Radovich and colleagues analyzed Demographic and Health Surveys between 2000 and 2016 from 33 sub-Saharan African nations and noted the link between type of contraceptive method that young women used and source type; they found that 80% of male condom users reported procuring their method from a drug shop or informal provider, while young women who used IUDs and implants overwhelmingly sourced them from public health facilities [
19]. While there appears to be clear patterns for obtaining certain types of methods from specific sources, there is more to be learned regarding the process for and influences on the sequencing of these decisions. This includes better understanding of whether method choice or source choice is prioritized; that is, whether young women first select the method they want and then decide where to obtain it or whether they initially determine where they will seek FP services and subsequently choose a method among those available at that site.

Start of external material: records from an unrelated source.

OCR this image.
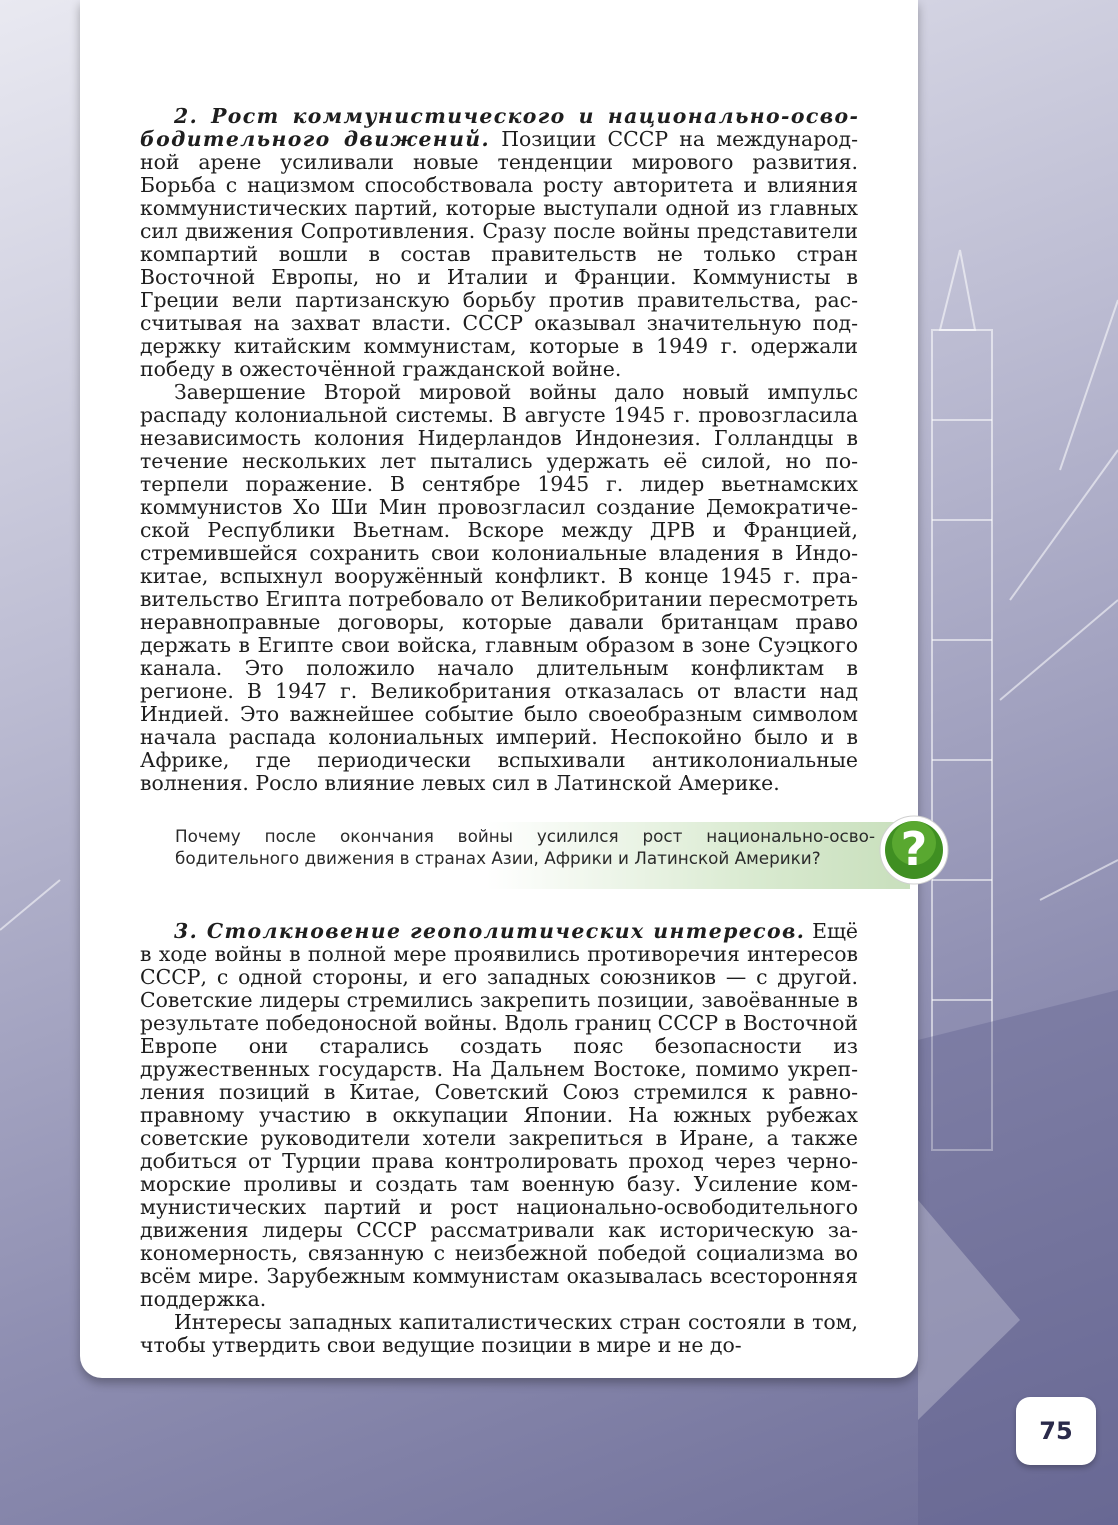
2. Рост коммунистического и национально-освободительного движений. Позиции СССР на международной арене усиливали новые тенденции мирового развития. Борьба с нацизмом способствовала росту авторитета и влияния коммунистических партий, которые выступали одной из главных сил движения Сопротивления. Сразу после войны представители компартий вошли в состав правительств не только стран Восточной Европы, но и Италии и Франции. Коммунисты в Греции вели партизанскую борьбу против правительства, рассчитывая на захват власти. СССР оказывал значительную поддержку китайским коммунистам, которые в 1949 г. одержали победу в ожесточённой гражданской войне.

Завершение Второй мировой войны дало новый импульс распаду колониальной системы. В августе 1945 г. провозгласила независимость колония Нидерландов Индонезия. Голландцы в течение нескольких лет пытались удержать её силой, но потерпели поражение. В сентябре 1945 г. лидер вьетнамских коммунистов Хо Ши Мин провозгласил создание Демократической Республики Вьетнам. Вскоре между ДРВ и Францией, стремившейся сохранить свои колониальные владения в Индокитае, вспыхнул вооружённый конфликт. В конце 1945 г. правительство Египта потребовало от Великобритании пересмотреть неравноправные договоры, которые давали британцам право держать в Египте свои войска, главным образом в зоне Суэцкого канала. Это положило начало длительным конфликтам в регионе. В 1947 г. Великобритания отказалась от власти над Индией. Это важнейшее событие было своеобразным символом начала распада колониальных империй. Неспокойно было и в Африке, где периодически вспыхивали антиколониальные волнения. Росло влияние левых сил в Латинской Америке.

Почему после окончания войны усилился рост национально-освободительного движения в странах Азии, Африки и Латинской Америки?	?

3. Столкновение геополитических интересов. Ещё в ходе войны в полной мере проявились противоречия интересов СССР, с одной стороны, и его западных союзников — с другой. Советские лидеры стремились закрепить позиции, завоёванные в результате победоносной войны. Вдоль границ СССР в Восточной Европе они старались создать пояс безопасности из дружественных государств. На Дальнем Востоке, помимо укрепления позиций в Китае, Советский Союз стремился к равноправному участию в оккупации Японии. На южных рубежах советские руководители хотели закрепиться в Иране, а также добиться от Турции права контролировать проход через черноморские проливы и создать там военную базу. Усиление коммунистических партий и рост национально-освободительного движения лидеры СССР рассматривали как историческую закономерность, связанную с неизбежной победой социализма во всём мире. Зарубежным коммунистам оказывалась всесторонняя поддержка.

Интересы западных капиталистических стран состояли в том, чтобы утвердить свои ведущие позиции в мире и не до-

75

Research on how and if young women prioritize decision-making about method choice and source choice is limited. Prior studies from Nigeria and Ghana using exit interviews with FP clients of all ages found that the majority of women seeking a FP method for the first time had a preference for a particular method before coming to the SDP [
20,
21]. However, these studies exclude users who went to pharmacies or shops, frequently for male condoms or emergency contraceptives (EC), and often do not examine whether women go to a specific SDP and choose among the methods available or if they know what method they want and choose the SDP accordingly. A study by Jarvis and colleagues in the Democratic Republic of Congo showed that a higher percentage of clients reported a pre-existing preference for implants and IUDs among those who sought care at outreach events or special FP days as compared to those who sought care at a facility; the authors suggest this may be due to clients knowing that these methods would be available at such events and therefore decided to attend [
22]. These few studies focus on women of all ages, without a specific focus on young women under age 25, and do not attempt to determine how and when source factors into the choice of method.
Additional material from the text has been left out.